Cualquiera pensaría que, siendo tan importante la irrupción de la tecnología y de las redes sociales en la sociedad actual, éstas -además de constituir vehículos inmejorables para el ejercicio de las libertades de expresión e información- también podrían ser útiles para el diálogo, el intercambio de ideas y datos, la aclaración de conceptos, la pedagogía o la ilustración, o para compartir conocimientos, costumbres y expresiones culturales. Es decir, para establecer una genuina comunicación entre los seres humanos, con independencia de las distancias, las creencias, los estratos sociales, las nacionalidades, las profesiones y oficios o las tendencias ideológicas.
Infortunadamente, al menos en Colombia y por ahora -mientras subsista la polarización y el uso politiquero que se ha adueñado de tan valiosos instrumentos de comunicación-, ello es imposible, y, a decir verdad, se están perdiendo para muchos fines loables y benéficos. A tal punto que muchos de quienes participamos en las redes sociales, hemos pensado más de una vez en dejarlas, toda vez que, desde luego con salvedades, se han venido convirtiendo en receptáculos virtuales de bajos instintos y pasiones; en canales de violencia escrita, verbal y visual, y en canales usados para la ofensa, el insulto, la desorientación, la tergiversación, la desinformación, la calumnia, las faltas de respeto, la amenaza y la vulgaridad.
Da pena decirlo, pero es la verdad. En las redes sociales, por paradoja, el abuso del derecho lleva a que -debiendo ser, por naturaleza, espacios para la libre expresión- son ámbitos en que resulta imposible opinar con libertad. Casi con certeza, el autor de cualquier opinión, así sea imparcial, será víctima de toda clase de improperios, ataques, sindicaciones y groseras respuestas provenientes de quienes arbitrariamente lo ubican en el polo opuesto al de ellos. En uno de los dos polos -extrema izquierda o extrema derecha; amigos o enemigos de la paz- en que, desde hace unos años y sin nuestro permiso, hemos sido matriculados los colombianos.
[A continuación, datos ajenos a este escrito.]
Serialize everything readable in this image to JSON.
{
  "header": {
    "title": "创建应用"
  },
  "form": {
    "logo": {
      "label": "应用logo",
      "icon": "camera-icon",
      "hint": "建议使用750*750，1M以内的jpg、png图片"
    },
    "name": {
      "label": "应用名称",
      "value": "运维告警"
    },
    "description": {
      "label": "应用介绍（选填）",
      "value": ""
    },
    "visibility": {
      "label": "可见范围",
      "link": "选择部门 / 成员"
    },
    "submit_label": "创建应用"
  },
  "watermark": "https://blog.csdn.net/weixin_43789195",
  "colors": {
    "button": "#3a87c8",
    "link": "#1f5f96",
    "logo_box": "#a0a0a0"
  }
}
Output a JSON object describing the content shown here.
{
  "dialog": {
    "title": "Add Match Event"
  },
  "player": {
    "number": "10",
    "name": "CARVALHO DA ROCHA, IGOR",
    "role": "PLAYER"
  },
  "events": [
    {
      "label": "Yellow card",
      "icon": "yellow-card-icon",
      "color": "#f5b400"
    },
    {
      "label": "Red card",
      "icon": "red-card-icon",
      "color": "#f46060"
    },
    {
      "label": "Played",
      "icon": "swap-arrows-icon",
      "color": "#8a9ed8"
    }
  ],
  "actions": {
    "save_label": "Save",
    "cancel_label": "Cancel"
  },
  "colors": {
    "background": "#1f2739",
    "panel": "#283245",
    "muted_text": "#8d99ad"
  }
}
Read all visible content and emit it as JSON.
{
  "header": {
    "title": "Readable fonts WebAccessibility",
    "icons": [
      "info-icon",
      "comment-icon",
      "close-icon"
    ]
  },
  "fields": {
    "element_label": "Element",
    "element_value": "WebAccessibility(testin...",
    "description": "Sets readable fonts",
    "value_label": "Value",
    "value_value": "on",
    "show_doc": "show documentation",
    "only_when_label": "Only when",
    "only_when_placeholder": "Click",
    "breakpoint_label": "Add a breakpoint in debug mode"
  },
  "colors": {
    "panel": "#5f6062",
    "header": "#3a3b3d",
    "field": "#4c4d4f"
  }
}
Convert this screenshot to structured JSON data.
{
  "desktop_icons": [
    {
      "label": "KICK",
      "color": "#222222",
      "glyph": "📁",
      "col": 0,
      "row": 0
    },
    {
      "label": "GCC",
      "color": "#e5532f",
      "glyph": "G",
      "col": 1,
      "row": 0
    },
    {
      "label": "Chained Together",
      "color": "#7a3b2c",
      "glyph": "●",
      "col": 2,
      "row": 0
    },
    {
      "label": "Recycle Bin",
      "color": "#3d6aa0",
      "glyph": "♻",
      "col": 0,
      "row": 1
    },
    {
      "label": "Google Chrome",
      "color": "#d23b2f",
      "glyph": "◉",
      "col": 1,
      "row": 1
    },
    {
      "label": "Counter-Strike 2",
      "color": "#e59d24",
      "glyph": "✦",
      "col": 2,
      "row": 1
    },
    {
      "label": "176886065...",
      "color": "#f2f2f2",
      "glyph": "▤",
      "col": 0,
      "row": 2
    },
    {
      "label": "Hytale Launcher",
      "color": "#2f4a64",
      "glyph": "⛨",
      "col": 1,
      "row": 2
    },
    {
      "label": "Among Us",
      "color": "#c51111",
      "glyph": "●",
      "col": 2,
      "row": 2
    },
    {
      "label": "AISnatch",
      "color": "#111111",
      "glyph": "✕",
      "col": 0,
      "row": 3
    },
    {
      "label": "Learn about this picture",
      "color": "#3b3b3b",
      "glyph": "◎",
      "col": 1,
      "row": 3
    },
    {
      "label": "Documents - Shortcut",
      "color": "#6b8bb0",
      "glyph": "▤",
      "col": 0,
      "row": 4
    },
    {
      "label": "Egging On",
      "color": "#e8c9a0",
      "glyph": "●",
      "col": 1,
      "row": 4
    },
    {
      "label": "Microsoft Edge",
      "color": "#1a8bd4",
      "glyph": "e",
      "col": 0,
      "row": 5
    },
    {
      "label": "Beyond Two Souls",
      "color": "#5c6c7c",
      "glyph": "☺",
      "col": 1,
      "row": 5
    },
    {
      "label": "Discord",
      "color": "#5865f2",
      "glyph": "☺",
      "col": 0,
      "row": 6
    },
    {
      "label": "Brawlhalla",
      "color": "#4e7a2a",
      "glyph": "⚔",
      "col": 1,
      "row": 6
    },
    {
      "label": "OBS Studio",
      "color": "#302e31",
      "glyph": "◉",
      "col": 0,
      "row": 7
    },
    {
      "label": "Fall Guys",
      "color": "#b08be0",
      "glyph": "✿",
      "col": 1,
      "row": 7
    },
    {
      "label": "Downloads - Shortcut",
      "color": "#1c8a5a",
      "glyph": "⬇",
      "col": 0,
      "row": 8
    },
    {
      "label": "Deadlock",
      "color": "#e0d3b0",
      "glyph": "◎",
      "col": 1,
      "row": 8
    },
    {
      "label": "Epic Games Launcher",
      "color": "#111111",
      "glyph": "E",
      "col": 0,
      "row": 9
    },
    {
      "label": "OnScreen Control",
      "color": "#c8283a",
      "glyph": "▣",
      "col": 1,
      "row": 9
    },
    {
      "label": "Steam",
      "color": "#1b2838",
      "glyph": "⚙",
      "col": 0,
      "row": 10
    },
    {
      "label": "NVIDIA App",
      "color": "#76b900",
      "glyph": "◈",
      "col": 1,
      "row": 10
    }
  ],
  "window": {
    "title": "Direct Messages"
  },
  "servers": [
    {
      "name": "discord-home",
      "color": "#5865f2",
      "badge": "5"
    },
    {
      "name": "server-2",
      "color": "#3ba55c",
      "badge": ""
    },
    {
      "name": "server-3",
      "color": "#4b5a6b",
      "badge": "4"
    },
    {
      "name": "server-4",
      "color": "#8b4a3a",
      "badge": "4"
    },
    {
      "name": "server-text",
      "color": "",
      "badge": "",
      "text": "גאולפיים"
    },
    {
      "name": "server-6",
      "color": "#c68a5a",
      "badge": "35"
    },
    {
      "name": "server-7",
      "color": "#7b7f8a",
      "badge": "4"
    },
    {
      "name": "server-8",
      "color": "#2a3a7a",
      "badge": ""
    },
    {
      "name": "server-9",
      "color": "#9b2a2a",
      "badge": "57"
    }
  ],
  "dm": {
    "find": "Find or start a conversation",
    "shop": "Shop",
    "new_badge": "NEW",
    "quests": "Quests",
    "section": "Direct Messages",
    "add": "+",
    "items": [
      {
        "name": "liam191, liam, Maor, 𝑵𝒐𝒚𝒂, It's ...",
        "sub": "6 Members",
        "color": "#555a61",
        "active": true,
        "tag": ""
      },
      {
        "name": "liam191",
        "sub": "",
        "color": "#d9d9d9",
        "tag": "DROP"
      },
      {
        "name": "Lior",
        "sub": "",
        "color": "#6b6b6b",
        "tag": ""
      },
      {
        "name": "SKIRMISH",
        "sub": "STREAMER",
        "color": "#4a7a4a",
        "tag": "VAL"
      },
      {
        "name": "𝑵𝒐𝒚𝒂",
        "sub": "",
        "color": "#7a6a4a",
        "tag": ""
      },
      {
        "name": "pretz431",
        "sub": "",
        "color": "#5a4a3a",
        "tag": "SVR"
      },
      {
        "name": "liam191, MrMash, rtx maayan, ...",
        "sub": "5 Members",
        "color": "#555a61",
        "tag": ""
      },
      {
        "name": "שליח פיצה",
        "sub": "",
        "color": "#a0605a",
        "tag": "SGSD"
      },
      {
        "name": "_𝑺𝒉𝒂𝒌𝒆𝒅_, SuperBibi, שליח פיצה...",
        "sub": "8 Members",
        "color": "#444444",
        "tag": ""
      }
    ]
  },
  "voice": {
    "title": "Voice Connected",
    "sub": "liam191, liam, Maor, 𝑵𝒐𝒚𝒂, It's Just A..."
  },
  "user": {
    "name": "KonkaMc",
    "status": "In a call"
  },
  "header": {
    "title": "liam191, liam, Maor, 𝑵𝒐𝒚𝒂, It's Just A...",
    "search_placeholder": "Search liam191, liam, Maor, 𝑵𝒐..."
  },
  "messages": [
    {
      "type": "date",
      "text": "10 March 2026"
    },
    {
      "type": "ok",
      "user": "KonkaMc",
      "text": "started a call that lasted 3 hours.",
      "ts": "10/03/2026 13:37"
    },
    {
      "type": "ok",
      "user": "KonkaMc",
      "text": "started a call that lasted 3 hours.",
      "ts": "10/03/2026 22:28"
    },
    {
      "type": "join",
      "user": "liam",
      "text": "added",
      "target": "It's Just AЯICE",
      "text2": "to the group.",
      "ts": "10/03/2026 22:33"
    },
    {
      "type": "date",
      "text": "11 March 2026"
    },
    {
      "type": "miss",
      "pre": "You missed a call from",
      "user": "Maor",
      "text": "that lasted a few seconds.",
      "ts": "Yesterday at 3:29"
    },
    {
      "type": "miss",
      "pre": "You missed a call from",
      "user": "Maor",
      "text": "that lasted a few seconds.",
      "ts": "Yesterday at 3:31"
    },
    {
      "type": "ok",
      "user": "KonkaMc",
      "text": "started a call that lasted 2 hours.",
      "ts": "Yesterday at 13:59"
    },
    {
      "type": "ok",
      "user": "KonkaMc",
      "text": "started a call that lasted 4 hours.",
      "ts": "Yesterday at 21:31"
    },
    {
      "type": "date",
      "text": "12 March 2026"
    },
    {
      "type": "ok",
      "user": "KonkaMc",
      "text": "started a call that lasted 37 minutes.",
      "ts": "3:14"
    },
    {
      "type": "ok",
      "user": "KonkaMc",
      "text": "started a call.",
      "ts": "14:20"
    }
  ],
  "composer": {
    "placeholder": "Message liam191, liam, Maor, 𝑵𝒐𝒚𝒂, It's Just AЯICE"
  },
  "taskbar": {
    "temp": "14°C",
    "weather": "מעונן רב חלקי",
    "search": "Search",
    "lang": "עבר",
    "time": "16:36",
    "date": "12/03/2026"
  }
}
Claro está. Los que sufrimos inmisericordes ataques de lado y lado somos quienes opinamos con objetividad, siguiendo criterios políticos ajenos a los extremos, o señalando principios jurídicos universales y pacíficos aplicables al asunto del que se trata en cada caso. Diga usted cualquier cosa sobre un punto controvertido -por ejemplo, en materia de justicia transicional, sobre la extradición de alias “Jesús Santrich”, las políticas del Gobierno, o la situación de Venezuela-, para que vea lo que es bueno; será calificado, según el sentido de su opinión, de paramilitar o guerrillero -como mínimo-, si es que no acaban con su honor, su honra o su buen nombre. De ninguna manera saldrá indemne de esa aventura virtual. Entonces, es mejor no opinar. ¿Libertad?
No somos partidarios de instaurar la censura, la prohibición ni el delito de opinión, que no deben existir a la luz de la Constitución y de los Tratados Internacionales. Obviamente, sin perjuicio de la responsabilidad posterior por el uso de las redes para perpetrar conductas delictivas o violatorias de los derechos fundamentales.
Pero no sobran las campañas educativas -desde los hogares, en los colegios y universidades, en los medios y en las propias redes-, con miras a la formación de los usuarios en el respeto y la prudencia.